My website was hacked. What should I do?

My website was hacked.First off, if your site was hacked, you have our sympathy. It's really frustrating – not only because it's troublesome to your visitors, but it's really difficult to completely remove the hack.

We offer website scanning for malware, adware, and signs of hacking.  We offer malware removal and firewall installation for WordPress websites.

Are you sure it's hacked?

Unless your website has obviously been defaced, go to http://www.google.com/safebrowsing/diagnostic?site=your domain name — if your website has been hacked, it should show a warning here.

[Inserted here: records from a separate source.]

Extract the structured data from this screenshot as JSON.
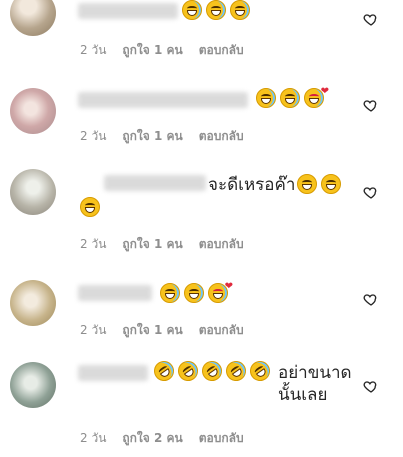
{
  "comments": [
    {
      "text": "",
      "emojis": [
        "laugh",
        "laugh",
        "laugh"
      ],
      "meta": {
        "time": "2 วัน",
        "likes": "ถูกใจ 1 คน",
        "reply": "ตอบกลับ"
      }
    },
    {
      "text": "",
      "emojis": [
        "laugh",
        "laugh",
        "laugh-heart"
      ],
      "meta": {
        "time": "2 วัน",
        "likes": "ถูกใจ 1 คน",
        "reply": "ตอบกลับ"
      }
    },
    {
      "text": "จะดีเหรอค๊า",
      "emojis": [
        "grin",
        "grin",
        "grin"
      ],
      "meta": {
        "time": "2 วัน",
        "likes": "ถูกใจ 1 คน",
        "reply": "ตอบกลับ"
      }
    },
    {
      "text": "",
      "emojis": [
        "laugh",
        "laugh",
        "laugh-heart"
      ],
      "meta": {
        "time": "2 วัน",
        "likes": "ถูกใจ 1 คน",
        "reply": "ตอบกลับ"
      }
    },
    {
      "text": "อย่าขนาด\nนั้นเลย",
      "emojis": [
        "rolling",
        "rolling",
        "rolling",
        "rolling",
        "rolling"
      ],
      "meta": {
        "time": "2 วัน",
        "likes": "ถูกใจ 2 คน",
        "reply": "ตอบกลับ"
      }
    }
  ]
}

If this doesn't show an error, it's possible your website has still been compromised, but it's less likely.  We can perform a thorough scan of a WordPress website and install a firewall to help protect from future attacks.

Change your passwords

If your site's been hacked, you need to immediately change all of your passwords. We recommend using strong passwords.

Restore from backup

If you have a backup of your website (and database) that you know wasn't corrupted, you should re-upload it to your hosting account.

Remove the hack

You're going to need professional help with this.  We offer malware removal for HTML and WordPress websites.

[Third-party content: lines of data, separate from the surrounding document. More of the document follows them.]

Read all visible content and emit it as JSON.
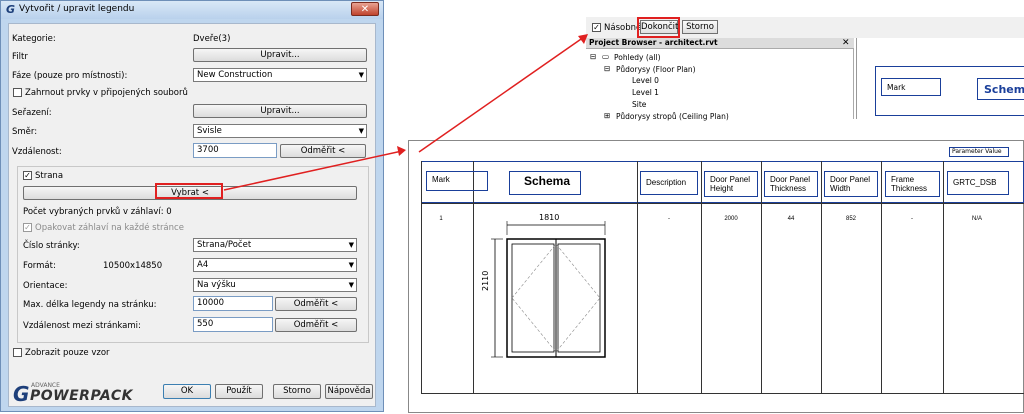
{
  "dialog": {
    "title": "Vytvořit / upravit legendu",
    "close": "✕",
    "kategorie_label": "Kategorie:",
    "kategorie_value": "Dveře(3)",
    "filtr_label": "Filtr",
    "upravit_label": "Upravit...",
    "faze_label": "Fáze (pouze pro místnosti):",
    "faze_value": "New Construction",
    "zahrnout_label": "Zahrnout prvky v připojených souborů",
    "serazeni_label": "Seřazení:",
    "smer_label": "Směr:",
    "smer_value": "Svisle",
    "vzdalenost_label": "Vzdálenost:",
    "vzdalenost_value": "3700",
    "odmerit_label": "Odměřit <",
    "strana_label": "Strana",
    "vybrat_label": "Vybrat <",
    "pocet_label": "Počet vybraných prvků v záhlaví: 0",
    "opakovat_label": "Opakovat záhlaví na každé stránce",
    "cislo_label": "Číslo stránky:",
    "cislo_value": "Strana/Počet",
    "format_label": "Formát:",
    "format_size": "10500x14850",
    "format_value": "A4",
    "orientace_label": "Orientace:",
    "orientace_value": "Na výšku",
    "max_label": "Max. délka legendy na stránku:",
    "max_value": "10000",
    "mezi_label": "Vzdálenost mezi stránkami:",
    "mezi_value": "550",
    "vzor_label": "Zobrazit pouze vzor",
    "ok_label": "OK",
    "pouzit_label": "Použít",
    "storno_label": "Storno",
    "napoveda_label": "Nápověda",
    "logo_small": "ADVANCE",
    "logo_main": "POWERPACK",
    "logo_letter": "G"
  },
  "toolbar": {
    "nasobne_label": "Násobně",
    "dokoncit_label": "Dokončit",
    "storno_label": "Storno"
  },
  "project_browser": {
    "title": "Project Browser - architect.rvt",
    "close": "✕",
    "items": [
      "Pohledy (all)",
      "Půdorysy (Floor Plan)",
      "Level 0",
      "Level 1",
      "Site",
      "Půdorysy stropů (Ceiling Plan)"
    ]
  },
  "canvas_top": {
    "mark": "Mark",
    "schema": "Schema"
  },
  "schedule": {
    "param_value": "Parameter Value",
    "headers": [
      "Mark",
      "Schema",
      "Description",
      "Door Panel Height",
      "Door Panel Thickness",
      "Door Panel Width",
      "Frame Thickness",
      "GRTC_DSB"
    ],
    "row": [
      "1",
      "-",
      "2000",
      "44",
      "852",
      "-",
      "N/A"
    ],
    "dim_width": "1810",
    "dim_height": "2110"
  },
  "colors": {
    "highlight": "#e02020",
    "header_border": "#1a3f9a"
  }
}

Identify & fix the weakness

To prevent your site from getting hacked again, you should identify how your site was compromised. There are two types of weaknesses: passwords and structural problems.

Passwords

Most hacks happen because the attacker was able to guess your account's password by brute force. By simply changing your password (and using a stronger one this time), you can prevent these attacks from succeeding in the future.

Structural

These types of weaknesses require thorough testing to identify and professional help to resolve.